Её мир имел поперечник ровно в три микрона. Три микрона — это расстояние, на которое пыльца одуванчика сдвигается за секунду под напором ветра, это ничтожная величина, которую человеческий глаз не в силах различить. Но внутри этого крошечного шара плавало несколько тысяч молекул триглицеридов, тесно упакованных, словно пассажиры в переполненном поезде метро в час пик, отчаянно цепляющиеся друг за друга гидрофобными хвостами. Снаружи — снаружи была вода. Миллиарды и миллиарды молекул H₂O, каждая из которых непрерывно вибрировала, вращалась, сталкивалась с соседками, отскакивала, словно бильярдный шар, и снова сталкивалась, создавая тот самый хаос, который ученые называют тепловым движением.
Этот хаос, это бесконечное, сумасшедшее перепляс назывался Броуновским танцем. Так, по крайней мере, представляла его себе старая мицелла казеина по имени Эрвин, которую Ильма встретила в первые же секунды своей жизни, когда их столкнула невидимая сила воды. Эрвин был огромен — почти сорок нанометров в поперечнике, рыхлый, похожий на старый, вылинявший клубок шерсти, который кто-то долго и терпеливо сбивал в шар, но так и не смог придать ему идеальной формы. Его поверхность была покрыта торчащими во все стороны белковыми хвостами, которые колыхались в такт броуновскому движению.
— Ты думаешь, что падаешь, — сказал Эрвин, когда их столкновение на мгновение нарушило их траектории, заставив обоих закружиться в нелепом вальсе. В его голосе, который Ильма воспринимала скорее как вибрацию белка, чем как звук, слышалась насмешливая снисходительность старого философа. — Ты думаешь: «Вниз есть низ, а вверх есть верх, и я лечу в пропасть, в это стеклянное дно, чтобы разбиться». Но посмотри вокруг. У нас нет низа. У нас есть только импульс и столкновения.
Ильма попыталась посмотреть. Это было нелегко, ведь у капли молока нет глаз в привычном понимании, но есть чувствительность к поляризации света и давлению. Она ощутила, как толчок воды отправляет её вправо, затем резкий удар с другой стороны швыряет влево. Потом — вверх, резко, неожиданно, как если бы кто-то невидимый и всемогущий решил подбросить её на огромной, теплой ладони. Потом снова вниз, но не туда, где находилось холодное дно стакана, а в совершенно иную сторону, потому что в этом хаосе понятия «верха» и «низа» попросту не существовало.
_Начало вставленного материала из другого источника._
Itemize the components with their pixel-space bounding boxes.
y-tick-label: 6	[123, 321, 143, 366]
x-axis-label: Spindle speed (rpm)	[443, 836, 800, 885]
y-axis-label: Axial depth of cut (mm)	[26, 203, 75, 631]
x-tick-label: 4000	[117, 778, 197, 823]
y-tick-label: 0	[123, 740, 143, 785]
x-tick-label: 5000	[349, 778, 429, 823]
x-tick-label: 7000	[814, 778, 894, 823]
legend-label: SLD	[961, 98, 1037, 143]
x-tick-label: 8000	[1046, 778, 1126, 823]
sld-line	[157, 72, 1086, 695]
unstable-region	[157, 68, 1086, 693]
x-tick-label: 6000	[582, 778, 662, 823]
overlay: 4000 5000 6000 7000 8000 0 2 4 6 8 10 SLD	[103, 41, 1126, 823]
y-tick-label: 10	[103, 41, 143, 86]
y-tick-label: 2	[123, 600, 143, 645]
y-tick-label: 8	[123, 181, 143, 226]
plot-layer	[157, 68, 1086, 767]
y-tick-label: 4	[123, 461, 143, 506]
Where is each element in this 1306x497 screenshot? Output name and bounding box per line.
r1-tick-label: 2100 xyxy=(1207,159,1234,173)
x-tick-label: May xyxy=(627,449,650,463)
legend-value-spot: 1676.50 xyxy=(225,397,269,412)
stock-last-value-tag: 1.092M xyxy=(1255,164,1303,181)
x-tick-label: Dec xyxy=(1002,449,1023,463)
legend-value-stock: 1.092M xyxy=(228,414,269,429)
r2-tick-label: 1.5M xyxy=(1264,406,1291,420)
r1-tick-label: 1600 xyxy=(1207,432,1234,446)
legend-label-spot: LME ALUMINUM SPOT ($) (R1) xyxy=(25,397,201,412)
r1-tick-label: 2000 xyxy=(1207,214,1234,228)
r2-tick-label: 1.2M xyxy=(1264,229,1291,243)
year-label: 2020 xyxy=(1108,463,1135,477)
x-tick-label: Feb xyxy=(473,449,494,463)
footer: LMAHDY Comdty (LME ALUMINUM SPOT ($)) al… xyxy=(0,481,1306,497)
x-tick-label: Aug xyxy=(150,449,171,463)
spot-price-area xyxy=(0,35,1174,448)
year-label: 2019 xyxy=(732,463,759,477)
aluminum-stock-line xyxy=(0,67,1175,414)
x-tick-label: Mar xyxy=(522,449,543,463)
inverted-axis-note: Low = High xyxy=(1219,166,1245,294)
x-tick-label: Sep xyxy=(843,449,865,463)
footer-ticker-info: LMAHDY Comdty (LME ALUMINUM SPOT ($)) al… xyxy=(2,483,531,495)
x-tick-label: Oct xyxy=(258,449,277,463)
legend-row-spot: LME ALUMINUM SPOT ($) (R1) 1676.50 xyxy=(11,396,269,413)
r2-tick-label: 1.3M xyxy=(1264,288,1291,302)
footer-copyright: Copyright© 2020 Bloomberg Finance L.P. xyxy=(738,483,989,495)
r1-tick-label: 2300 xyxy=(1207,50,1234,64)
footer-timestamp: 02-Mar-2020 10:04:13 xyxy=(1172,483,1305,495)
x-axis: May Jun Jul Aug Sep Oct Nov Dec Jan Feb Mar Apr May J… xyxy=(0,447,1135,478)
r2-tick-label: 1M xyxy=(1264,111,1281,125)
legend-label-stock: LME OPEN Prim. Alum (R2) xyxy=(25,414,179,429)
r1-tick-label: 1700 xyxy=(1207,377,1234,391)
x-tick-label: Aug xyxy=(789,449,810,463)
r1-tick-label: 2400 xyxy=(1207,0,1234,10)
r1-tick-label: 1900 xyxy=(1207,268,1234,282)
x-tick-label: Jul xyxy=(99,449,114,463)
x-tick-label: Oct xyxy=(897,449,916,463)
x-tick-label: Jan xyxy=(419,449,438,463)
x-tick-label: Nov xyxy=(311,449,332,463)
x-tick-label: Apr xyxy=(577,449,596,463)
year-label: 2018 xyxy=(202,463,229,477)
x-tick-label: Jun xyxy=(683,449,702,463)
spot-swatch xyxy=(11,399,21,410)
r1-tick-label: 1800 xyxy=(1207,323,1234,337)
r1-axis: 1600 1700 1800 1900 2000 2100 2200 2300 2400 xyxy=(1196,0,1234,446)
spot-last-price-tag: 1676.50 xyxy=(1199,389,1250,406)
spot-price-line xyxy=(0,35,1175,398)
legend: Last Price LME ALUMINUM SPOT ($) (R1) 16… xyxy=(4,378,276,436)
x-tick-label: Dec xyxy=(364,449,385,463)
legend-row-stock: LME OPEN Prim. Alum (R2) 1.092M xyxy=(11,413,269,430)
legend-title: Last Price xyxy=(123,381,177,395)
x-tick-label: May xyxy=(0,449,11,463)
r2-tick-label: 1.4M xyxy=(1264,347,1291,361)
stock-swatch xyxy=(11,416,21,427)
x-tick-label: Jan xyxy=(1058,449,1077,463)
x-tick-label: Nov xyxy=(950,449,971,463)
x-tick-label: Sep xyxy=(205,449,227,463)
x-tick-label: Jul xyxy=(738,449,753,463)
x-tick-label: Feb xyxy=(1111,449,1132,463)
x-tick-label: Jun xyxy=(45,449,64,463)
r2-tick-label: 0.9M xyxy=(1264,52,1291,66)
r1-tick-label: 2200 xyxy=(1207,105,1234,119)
— Где гравитация? — спросила Ильма, пытаясь ухватиться за невидимую соломинку закона, который она где-то на уровне интуиции — интуиции, данной ей предшествующими миллиардами лет эволюции жиров, — считала единственно важным.
Эрвин издал звук, который у мицеллы казеина означал смех. Его белковые хвосты затряслись, заколыхались, словно водоросли в океане во время урагана десятой силы.
— Ах, дитя мое, — сказал он, чуть приближаясь, насколько позволял ему его отрицательный заряд. — Гравитация здесь, как и везде. Она пронизывает этот стакан, эту комнату, эту планету. Но ты её не чувствуешь. Ты слишком мала, чтобы она имела для тебя значение. Посчитай сама: уменьши объект в два раза — его площадь уменьшится в четыре, а масса — в восемь раз. Сила сопротивления и поверхностное натяжение борются с весом. И в нашем мире, мире трех микрон, поверхность всегда побеждает. Всегда. Это даже не вопрос веры, это математика.
Он замолчал, и Ильма почувствовала, как её начинает медленно вращать вокруг собственной оси — это было результатом столкновения с какой-то особенно крупной и агрессивной молекулой воды, придавшей ей момент импульса. Она кружилась, и мир расплывался вокруг, превращаясь в белое пятно.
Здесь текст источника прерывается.